Le président. Il vous reste trente secondes, Monsieur le député.
M. Pierre Vanek. Merci, Monsieur le président, je vais conclure. Nul n'est obligé de voter des lois issues des travaux de cette commission consultative, dont d'ailleurs on a appris l'existence pour l'essentiel à travers ce projet de loi. Ce débat n'a donc pas lieu d'être, à mon avis, et du côté d'Ensemble à Gauche, nous refuserons ce texte.

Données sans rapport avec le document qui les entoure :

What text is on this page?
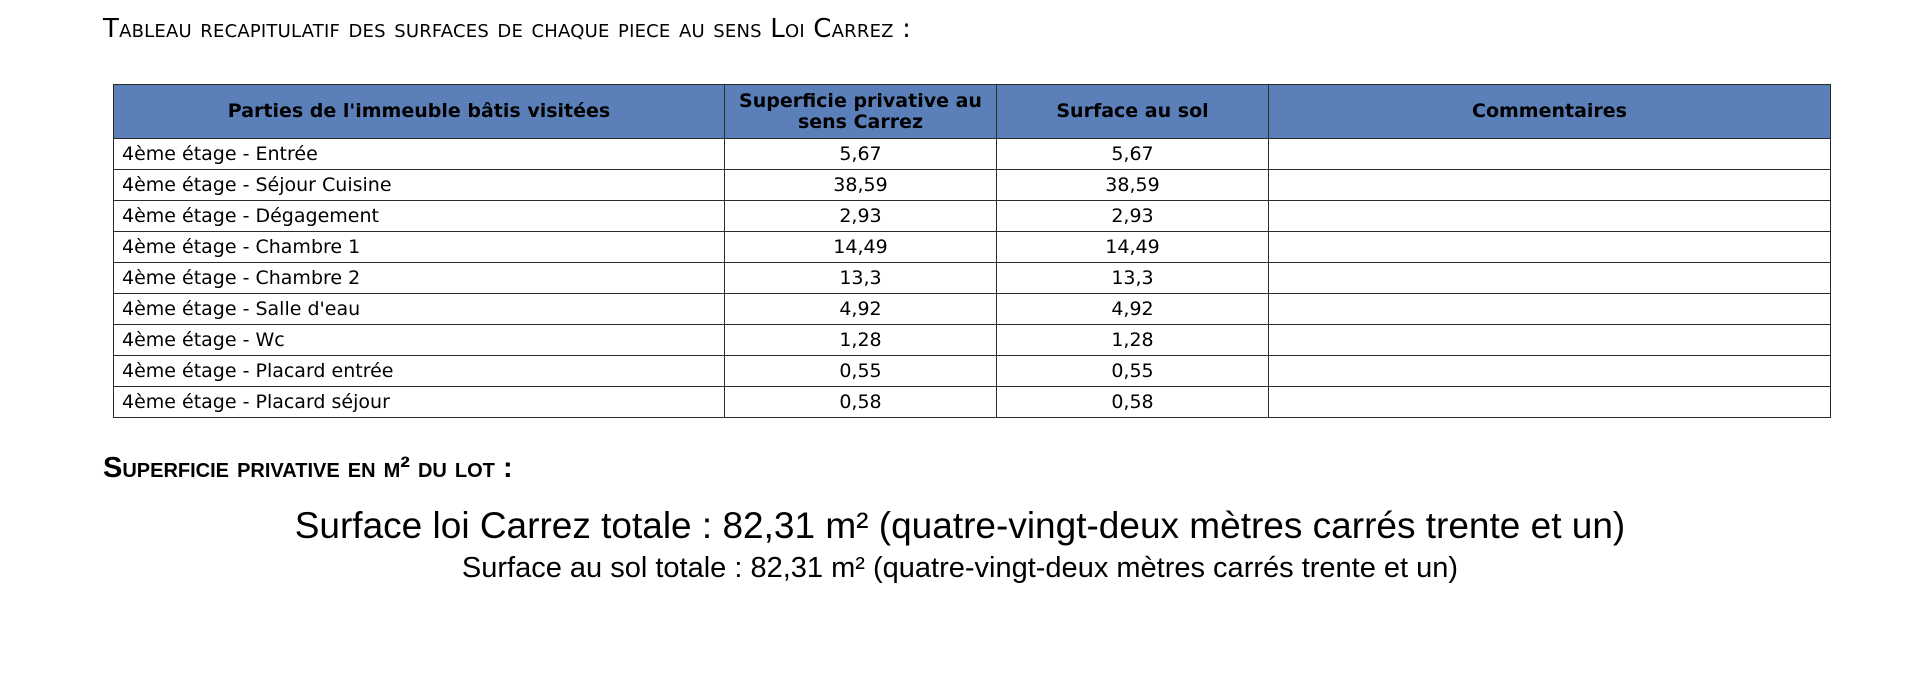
Tableau recapitulatif des surfaces de chaque piece au sens Loi Carrez :
Parties de l'immeuble bâtis visitées	Superficie privative au sens Carrez	Surface au sol	Commentaires
4ème étage - Entrée	5,67	5,67	
4ème étage - Séjour Cuisine	38,59	38,59	
4ème étage - Dégagement	2,93	2,93	
4ème étage - Chambre 1	14,49	14,49	
4ème étage - Chambre 2	13,3	13,3	
4ème étage - Salle d'eau	4,92	4,92	
4ème étage - Wc	1,28	1,28	
4ème étage - Placard entrée	0,55	0,55	
4ème étage - Placard séjour	0,58	0,58	
Superficie privative en m² du lot :
Surface loi Carrez totale : 82,31 m² (quatre-vingt-deux mètres carrés trente et un)
Surface au sol totale : 82,31 m² (quatre-vingt-deux mètres carrés trente et un)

M. Vincent Maitre (PDC). Tout a déjà été dit, et très bien dit, sur un projet de loi aussi creux. En réalité, le racket dont on parle concerne seulement un revenu fiscal dans le canton de Genève à hauteur de 600 à 650 millions de francs par année - c'est ce que paient en impôts les frontaliers à Genève chaque année. Je suis à peu près convaincu que le conseiller d'Etat en charge des finances et bien d'autres dans cette salle seraient prêts à signer tous les jours des rackets de ce type-là. Quant au projet de loi même, il prétend s'attaquer à une injustice et modifier un taux d'imposition, ou plutôt un barème d'imposition, or la meilleure méthode qu'il a trouvée pour ce faire est de modifier la composition d'une commission qui est bien consultative, comme on l'a dit. Ma foi, si sous prétexte de faire des économies on entend à l'inverse engraisser le mammouth, le politiser pour y faire siéger des parlementaires de milice qui n'auront finalement pour seule vocation que d'aller cachetonner dans cette commission consultative, eh bien c'est en effet la meilleure façon d'y arriver. Mais contrairement à ce qu'on prétend, on est assez loin de la mesure d'économie en termes de fonctionnement. Cela laisse également d'autant plus songeur quant au degré de connaissance de nos institutions de la part des auteurs de ce projet de loi, puisque de nouveau, ils prétendent faire une révolution fiscale tout simplement en s'attaquant à un organe qui n'est que consultatif. La seule conclusion qui s'impose est qu'en raison du côté parfaitement outrancier, pour ne pas dire insultant, de ce projet de loi, sa seule destinée est évidemment la corbeille, et j'invite toutes et tous ici à m'imiter.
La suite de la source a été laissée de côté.